In the US, Bernie Sanders has blazed well ahead of where anyone thought possible; in the UK, Jeremy Corbyn (much to the establishment's chagrin) has captured the passion of working class Labourites; in Greece, Syriza (with all its contradictions) has moved the goal posts considerably to the left; in Portugal, the Socialists are starting to talk like socialists; in Spain, Podemos and other left parties won the local elections with a socialist platform and have set their sites on the national campaign.

So, the question is, what about Canada?

We have never had a social democratic party in power at the federal level. We have been let down again and again by the Liberals, the (Progressive) Conservatives, and the (Reform Party) Conservatives. And while many think they have an idea of what an NDP government might do because of previous provincial governments, these experiences are unlikely to be prescient. What we do know is that the right hates the idea of an NDP government and the left, at least, can revel in that.

While some on the left will predict that the NDP will not do or go far enough, socialists must not fall victim to cynicism and instead use the opportunity to go as far as we can. Electoral politics is about winning, but it is also about movement building. And, one can hardly deny that a federal NDP government will provide the space for socialists to organize more effectively.

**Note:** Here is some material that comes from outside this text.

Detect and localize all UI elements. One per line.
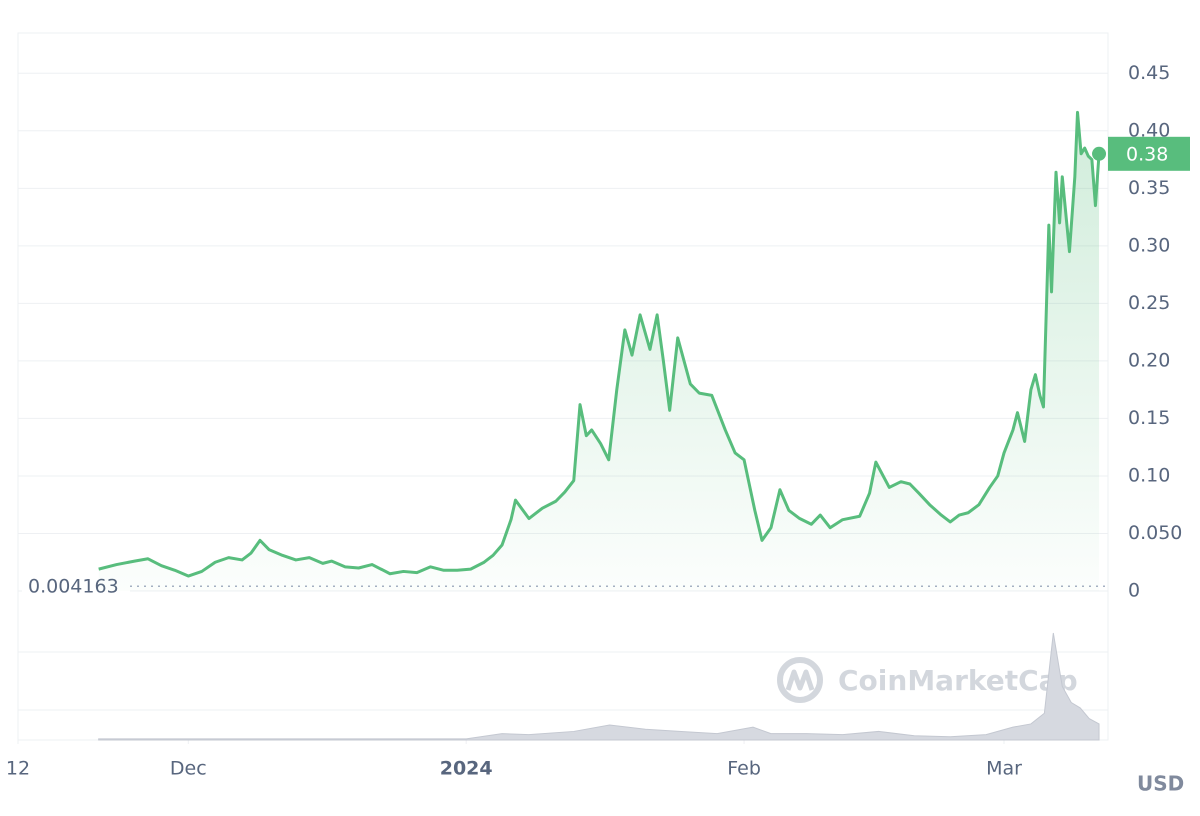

In the end, shifting the political discourse is going to require work and many will be disappointed by what is achieved in the short-term. But, it's important for everyone on the left to understand that building a leftist government and country is an ongoing, unending struggle.

Such disappointment has been a driving force in several other international election races. What may be surprising is that the reaction on the left has been a move to support (even more) populist socialist candidates. Hopefully, this is a sign that people realize that abandoning a disappointing leftist government won’t make things better, but that voting for principled candidates that will push the party further to the left will.

Sure, the capitalist media will say all the same nasty things about the NDP that they say about all leftist parties (even if their policies have been formulated to be more centrist to defend against such attacks). The left should keep this in mind for current and future elections.

Let downs do not have to be the end if there is a vibrant movement demanding more and building leadership to continue the struggle. We have an opportunity to do this in Alberta where popular politics seems to drive the electoral agenda, but we may also have the opportunity to do it federally. Let's make sure that we all keep our eyes on the ball.